You’re ready to get started with writing workshop, but you have one nagging question looming in the back of your mind: What is the rest of the class doing while you’re holding student conferences? Fear not! Here are some ideas for how to manage your class during writing workshop.
Students should understand completely the routines and protocol of your classroom. Make sure your students know what to do if:
- they need to use the rest room
- they have a question about what they are doing
- what to do when they have finished a task
Just like at the start of the school year, you’ll want to teach routines. Spend a few days with workshop running prior to even conferencing with students. This will assure they will have you available to redirect them.
Do they know what to do?
Make sure your students are clear on what they are required to do each day you have workshop.
Generally, I find it easiest to start with a mini lesson and quick task that students can complete to practice a particular writing skill or strategy. That’s the first activity of the workshop. Then, I list a series of writing tasks that they should be working on. You can use a hierarchy of tasks — so the most pressing items will be at the top of the list.
For example, your mini lesson might be about sentence variety. The task of the day is for your students to revise a piece of their own writing to show sentence variety. What’s next? Provide a list on your white board.
It might look like this:
- complete the mini lesson task for today
- work on/ complete the first draft of your narrative
- choose one paragraph of your narrative and review the sentence variety. Can you improve it? Add your revisions to your draft.
- choose three vocabulary words from this week’s word study. Create a three panel cartoon strip using those words.
You’ll notice that the items at the top of the list are more important in having students move toward a completed writing assignment (in this case a narrative). I think of the last item in the list of tasks as a “dessert.” If students had their way, they’d go for the cartoon — since drawing is such fun! If students work their way through the list, they will make progress on their writing tasks, apply the new skill learned, and gain writing confidence.
You can use choice boards, journal prompts, mentor sentences or other writing activities as options.
You can leave the same list up for several days, just making sure that you are monitoring progress.
An important note:
Be sure that the work your students complete during workshop is meaningful and important! Students know when they are simply given busy work.
This is key! We know that our students can “work” diligently with their heads down, looking like they are working like dogs — yet — not!
Using an exit card at the end of each workshop class helps you keep tabs on what students are doing — and lets them know that you will be checking on their progress.
You don’t have to use exit cards, though. Students can provide you with their mini lesson task of the day, a draft of a paper, a piece of revision, or just an index card with a “workshop report” jotted down on it.
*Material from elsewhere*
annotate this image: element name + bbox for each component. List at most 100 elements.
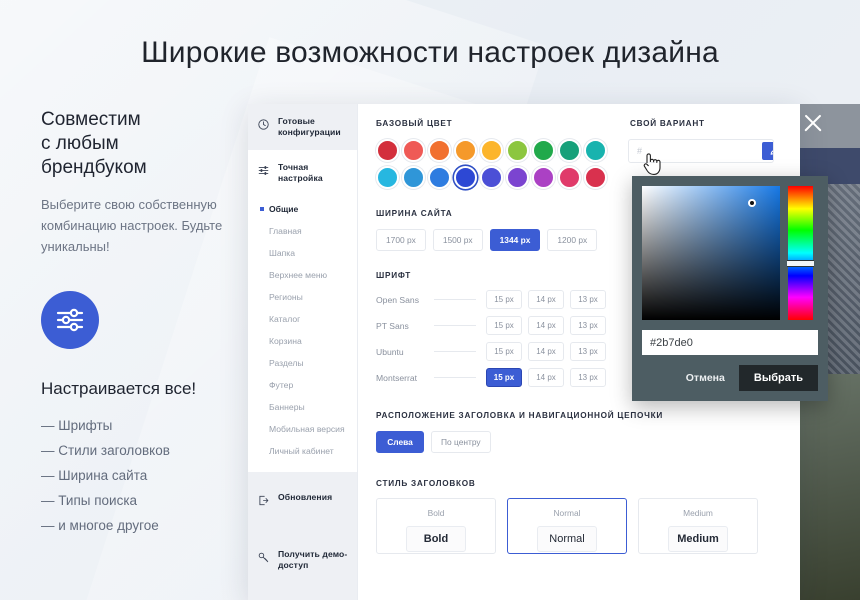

Student accountability is also improved with timelines. Hold your students to due dates. This helps them stay focused, and it will help writing assignments get finished. (Haven’t we all be stuck in the writing assignment that never ends?!) Depending on your class, it can be helpful for the timeline to be on the short side — it will put a little energy behind their work!
If you don’t already know, I am a huge proponent for checklists! They are fabulous time savers and a wonderful way for you to keep track of your students’ progress on any number of things.
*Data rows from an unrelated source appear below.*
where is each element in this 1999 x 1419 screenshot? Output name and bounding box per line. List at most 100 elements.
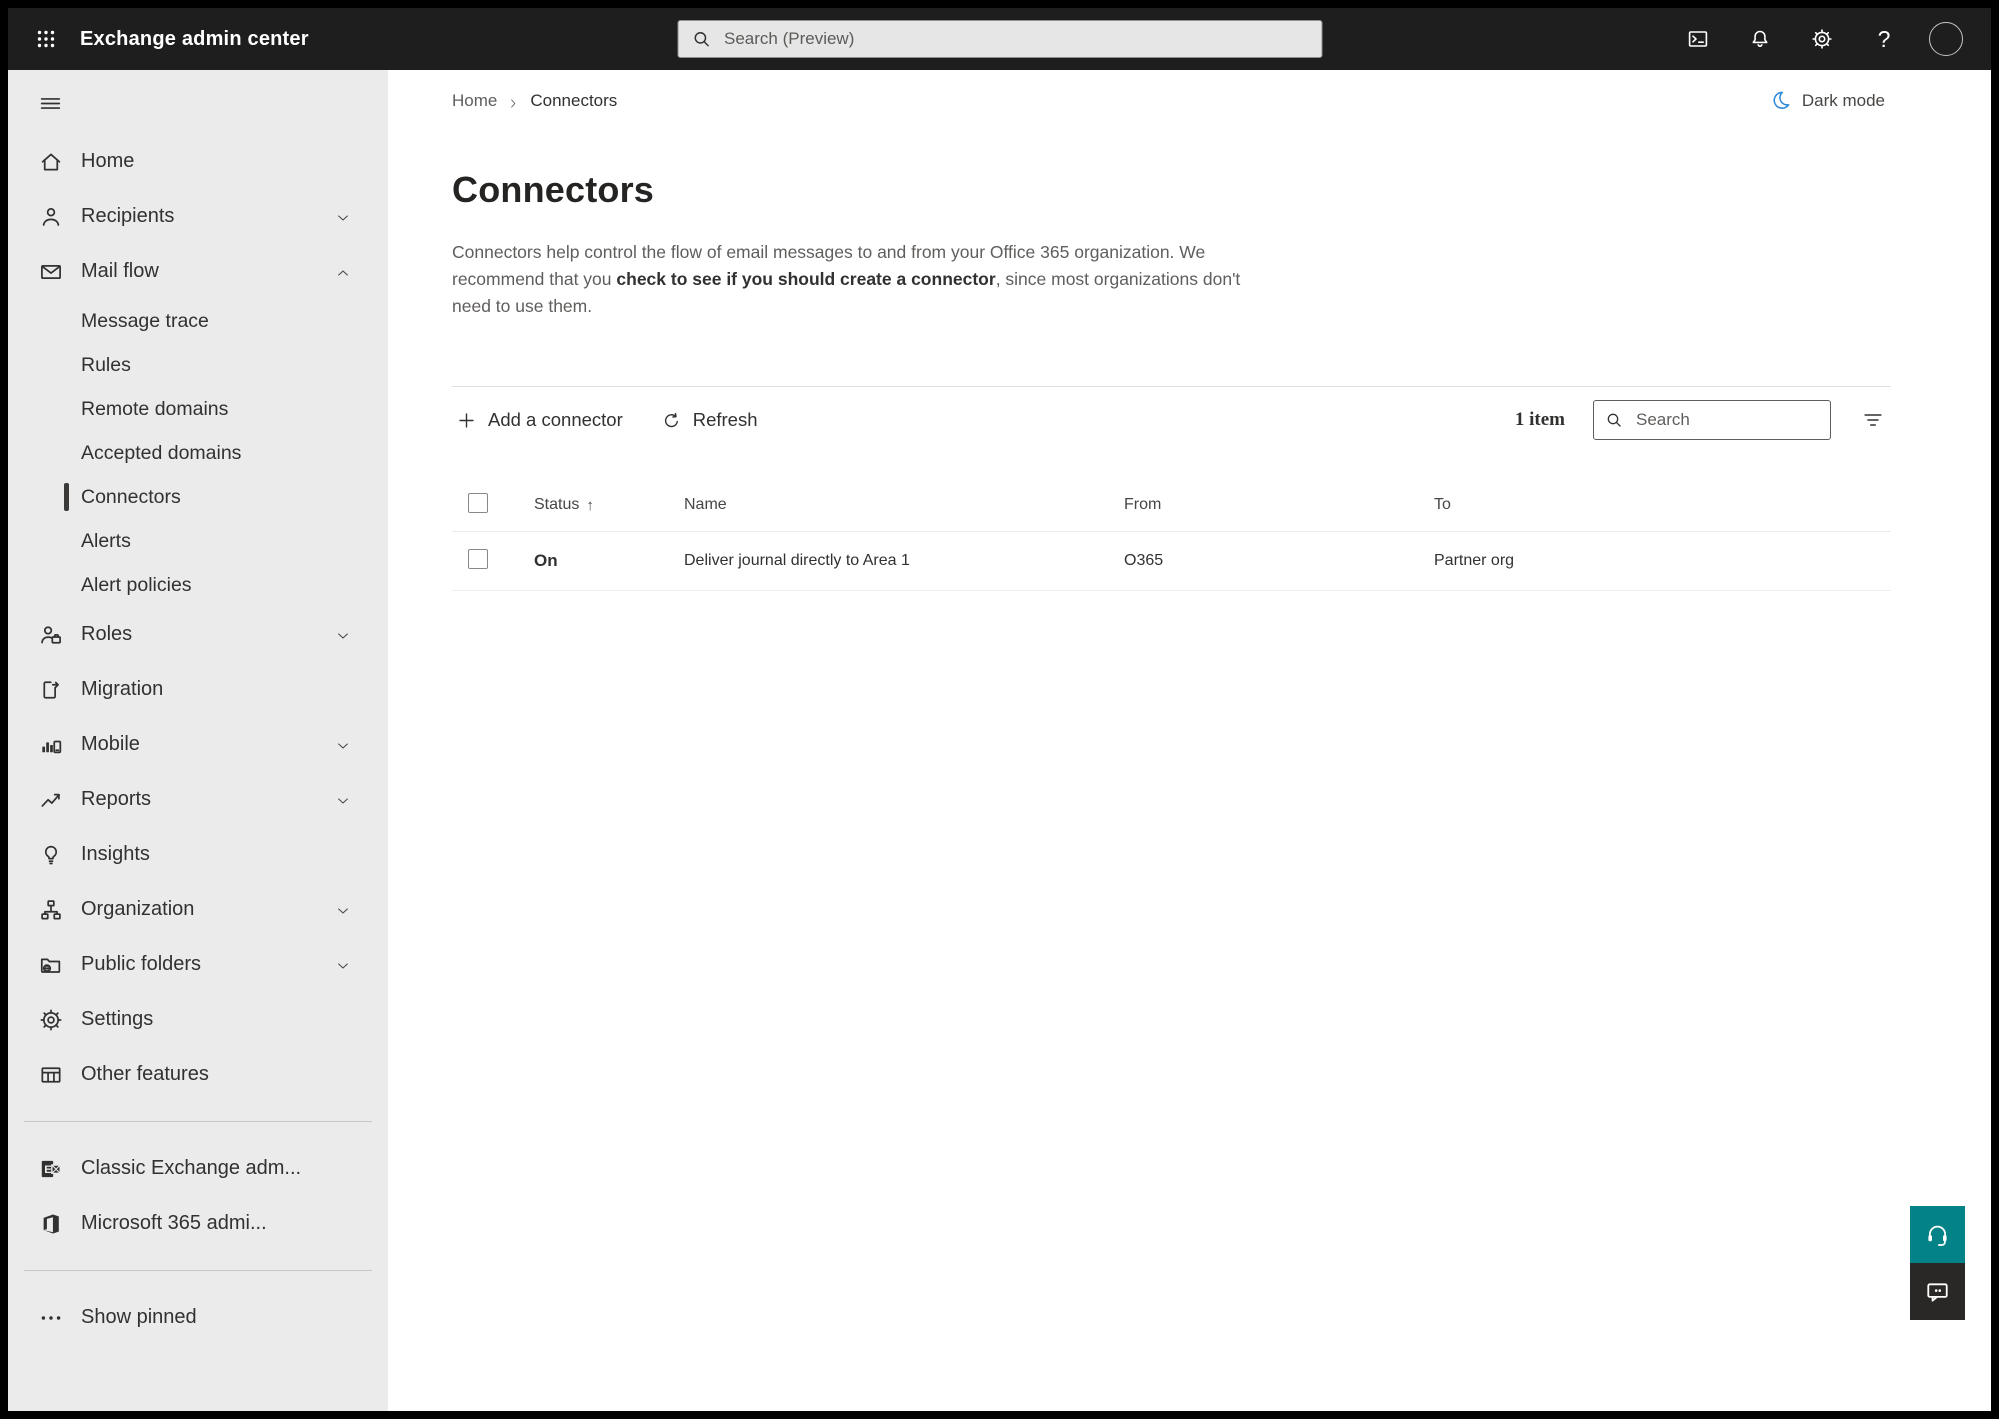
sidebar-item-classic-exchange[interactable]: E Classic Exchange adm... [8,1141,388,1196]
column-header-label: To [1434,496,1451,513]
chevron-right-icon [507,95,520,108]
sort-ascending-icon: ↑ [586,496,594,514]
dark-mode-toggle[interactable]: Dark mode [1763,88,1891,113]
sidebar-item-microsoft-365[interactable]: Microsoft 365 admi... [8,1196,388,1251]
sidebar-item-label: Connectors [81,485,181,508]
sidebar-item-insights[interactable]: Insights [8,827,388,882]
plus-icon [456,410,477,431]
sidebar-item-label: Classic Exchange adm... [81,1157,302,1179]
list-toolbar: Add a connector Refresh 1 item [452,387,1891,453]
sidebar-item-show-pinned[interactable]: Show pinned [8,1290,388,1345]
sidebar-item-label: Mobile [81,733,140,755]
sidebar-item-accepted-domains[interactable]: Accepted domains [8,431,388,475]
sidebar-item-public-folders[interactable]: Public folders [8,937,388,992]
svg-text:E: E [44,1163,52,1175]
cell-to: Partner org [1434,552,1515,569]
sidebar-item-alert-policies[interactable]: Alert policies [8,563,388,607]
filter-icon [1861,407,1885,433]
sidebar-item-recipients[interactable]: Recipients [8,189,388,244]
sidebar-nav: Home Recipients Mail flow Message trace Rule… [8,134,388,1345]
sidebar-item-mobile[interactable]: Mobile [8,717,388,772]
cloud-shell-button[interactable] [1667,15,1729,63]
help-button[interactable]: ? [1853,15,1915,63]
sidebar-item-message-trace[interactable]: Message trace [8,299,388,343]
column-header-from[interactable]: From [1104,496,1414,514]
sidebar-item-reports[interactable]: Reports [8,772,388,827]
mail-icon [38,259,64,285]
sidebar-item-rules[interactable]: Rules [8,343,388,387]
sidebar: Home Recipients Mail flow Message trace Rule… [8,70,388,1411]
support-button[interactable] [1910,1206,1965,1263]
moon-icon [1769,89,1792,112]
column-header-name[interactable]: Name [664,496,1104,514]
topbar-left: Exchange admin center [8,15,309,63]
feedback-button[interactable] [1910,1263,1965,1320]
column-header-status[interactable]: Status ↑ [514,496,664,514]
topbar-search [677,20,1322,58]
sidebar-item-migration[interactable]: Migration [8,662,388,717]
settings-button[interactable] [1791,15,1853,63]
sidebar-item-connectors[interactable]: Connectors [8,475,388,519]
refresh-label: Refresh [692,409,758,430]
table-row[interactable]: On Deliver journal directly to Area 1 O365… [452,532,1891,591]
sidebar-item-label: Home [81,150,135,172]
headset-icon [1924,1221,1951,1248]
breadcrumb-current: Connectors [530,90,618,110]
sidebar-item-home[interactable]: Home [8,134,388,189]
sidebar-item-alerts[interactable]: Alerts [8,519,388,563]
page-description: Connectors help control the flow of emai… [452,239,1257,320]
insights-icon [38,842,64,868]
home-icon [38,149,64,175]
public-folders-icon [38,952,64,978]
sidebar-collapse-button[interactable] [28,84,72,122]
topbar-search-input[interactable] [722,28,1309,50]
sidebar-item-label: Roles [81,623,133,645]
organization-icon [38,897,64,923]
select-all-checkbox[interactable] [468,492,488,513]
column-header-label: From [1124,496,1162,513]
classic-exchange-icon: E [38,1156,64,1182]
cell-from: O365 [1124,552,1164,569]
sidebar-item-settings[interactable]: Settings [8,992,388,1047]
sidebar-divider [24,1121,372,1122]
gear-icon [1810,27,1834,51]
app-launcher-icon [34,27,58,51]
sidebar-item-other-features[interactable]: Other features [8,1047,388,1102]
sidebar-item-roles[interactable]: Roles [8,607,388,662]
column-header-to[interactable]: To [1414,496,1891,514]
sidebar-item-mail-flow[interactable]: Mail flow [8,244,388,299]
list-search [1593,400,1831,440]
chevron-down-icon [335,957,351,973]
sidebar-item-label: Other features [81,1063,209,1085]
row-checkbox-cell [452,548,514,574]
list-search-input[interactable] [1634,409,1820,431]
terminal-icon [1686,27,1710,51]
chevron-down-icon [335,737,351,753]
account-button[interactable] [1915,15,1977,63]
chevron-up-icon [335,264,351,280]
sidebar-item-organization[interactable]: Organization [8,882,388,937]
sidebar-item-label: Recipients [81,205,175,227]
add-connector-button[interactable]: Add a connector [452,403,627,437]
refresh-button[interactable]: Refresh [657,403,762,437]
topbar-actions: ? [1667,15,1991,63]
description-link[interactable]: check to see if you should create a conn… [616,269,995,289]
sidebar-item-label: Accepted domains [81,441,242,464]
sidebar-item-remote-domains[interactable]: Remote domains [8,387,388,431]
sidebar-item-label: Remote domains [81,397,229,420]
microsoft-365-icon [38,1211,64,1237]
search-icon [690,28,712,50]
chevron-down-icon [335,902,351,918]
topbar-title: Exchange admin center [80,27,309,50]
chevron-down-icon [335,627,351,643]
sidebar-item-label: Microsoft 365 admi... [81,1212,267,1234]
row-checkbox[interactable] [468,548,488,569]
settings-icon [38,1007,64,1033]
app-launcher-button[interactable] [24,15,68,63]
filter-button[interactable] [1855,402,1891,438]
help-icon: ? [1877,25,1891,52]
notifications-button[interactable] [1729,15,1791,63]
sidebar-item-label: Insights [81,843,150,865]
page-title: Connectors [452,169,655,210]
breadcrumb-home-link[interactable]: Home [452,91,497,111]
Checklists are a perfect addition to writing workshop. Use them to:
- check when and how often you conference with students
- monitor student progress on project
- on-demand formative assessments
- behavior notations
I especially love them for keeping track on how often you conference with students. It’s easy to spend lots of time with a handful of students and barely any with others. By keeping track on a checklist, you’ll be sure to meet with all of your students.
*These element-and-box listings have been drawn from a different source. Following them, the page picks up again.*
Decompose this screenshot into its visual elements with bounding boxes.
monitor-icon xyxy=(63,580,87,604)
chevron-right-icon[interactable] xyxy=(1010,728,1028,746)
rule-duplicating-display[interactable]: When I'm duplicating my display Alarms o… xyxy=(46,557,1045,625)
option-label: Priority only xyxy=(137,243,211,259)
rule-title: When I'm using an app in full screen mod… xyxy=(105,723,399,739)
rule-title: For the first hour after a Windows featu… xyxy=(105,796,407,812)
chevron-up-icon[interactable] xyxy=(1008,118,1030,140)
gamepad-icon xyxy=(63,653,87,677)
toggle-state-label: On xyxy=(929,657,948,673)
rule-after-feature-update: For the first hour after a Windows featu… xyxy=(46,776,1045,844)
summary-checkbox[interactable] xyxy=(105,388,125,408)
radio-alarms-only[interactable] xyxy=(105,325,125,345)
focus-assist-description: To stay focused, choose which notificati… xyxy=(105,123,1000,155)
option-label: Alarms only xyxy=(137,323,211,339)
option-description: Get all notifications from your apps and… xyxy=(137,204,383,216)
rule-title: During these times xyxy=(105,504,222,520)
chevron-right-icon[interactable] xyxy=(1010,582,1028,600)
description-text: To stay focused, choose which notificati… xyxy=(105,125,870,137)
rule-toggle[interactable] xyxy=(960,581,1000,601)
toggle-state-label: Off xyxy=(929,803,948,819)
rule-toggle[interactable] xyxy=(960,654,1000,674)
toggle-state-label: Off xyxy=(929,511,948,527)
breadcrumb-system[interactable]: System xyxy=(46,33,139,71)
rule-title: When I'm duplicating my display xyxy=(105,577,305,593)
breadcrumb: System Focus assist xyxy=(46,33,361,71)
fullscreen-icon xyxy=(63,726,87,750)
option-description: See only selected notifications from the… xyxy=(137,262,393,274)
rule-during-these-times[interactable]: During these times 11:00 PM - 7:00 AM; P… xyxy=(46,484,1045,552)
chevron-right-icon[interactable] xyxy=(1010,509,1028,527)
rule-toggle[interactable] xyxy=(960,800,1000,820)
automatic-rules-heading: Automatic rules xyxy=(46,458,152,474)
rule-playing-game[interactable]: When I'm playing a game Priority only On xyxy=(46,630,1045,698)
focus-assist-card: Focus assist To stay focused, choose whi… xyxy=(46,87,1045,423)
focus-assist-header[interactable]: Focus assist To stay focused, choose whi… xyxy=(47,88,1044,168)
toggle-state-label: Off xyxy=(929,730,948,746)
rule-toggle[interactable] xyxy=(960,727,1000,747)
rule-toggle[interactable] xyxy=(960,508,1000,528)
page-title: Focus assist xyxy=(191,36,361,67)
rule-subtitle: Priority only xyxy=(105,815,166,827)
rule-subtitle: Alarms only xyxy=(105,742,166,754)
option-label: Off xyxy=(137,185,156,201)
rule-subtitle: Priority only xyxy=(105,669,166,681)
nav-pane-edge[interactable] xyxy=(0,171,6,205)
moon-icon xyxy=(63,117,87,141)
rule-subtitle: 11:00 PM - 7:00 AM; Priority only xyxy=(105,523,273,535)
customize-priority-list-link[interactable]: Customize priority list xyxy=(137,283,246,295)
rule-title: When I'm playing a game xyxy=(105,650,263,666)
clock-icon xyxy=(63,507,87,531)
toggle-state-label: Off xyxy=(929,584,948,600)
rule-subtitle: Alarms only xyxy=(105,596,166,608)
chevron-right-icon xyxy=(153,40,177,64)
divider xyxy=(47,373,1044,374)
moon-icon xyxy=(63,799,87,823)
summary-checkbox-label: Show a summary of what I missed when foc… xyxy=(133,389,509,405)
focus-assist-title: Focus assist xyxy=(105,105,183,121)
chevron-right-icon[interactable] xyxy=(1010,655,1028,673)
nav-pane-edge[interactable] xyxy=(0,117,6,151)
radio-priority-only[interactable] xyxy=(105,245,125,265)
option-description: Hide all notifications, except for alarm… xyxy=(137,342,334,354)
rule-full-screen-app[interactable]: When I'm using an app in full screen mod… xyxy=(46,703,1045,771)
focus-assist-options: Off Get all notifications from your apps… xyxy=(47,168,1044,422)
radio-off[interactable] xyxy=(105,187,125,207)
When your students notice that you’re making notations on your clipboard (even if you just pretend to!), they will pay attention to their work in class! Plus, you are gathering data on your students’ work habits, which means you’ll be able to help them adjust how they spend their time in class.
The primary activity that your students should be engaged in during writing workshop should be, of course, writing. If you place a priority on writing, honor the time your students are working, encourage and engage them in the very difficult and very real process of writing, your students will value the time in workshop as well and grow as writers.
What other ideas do you have for student activity during workshop time?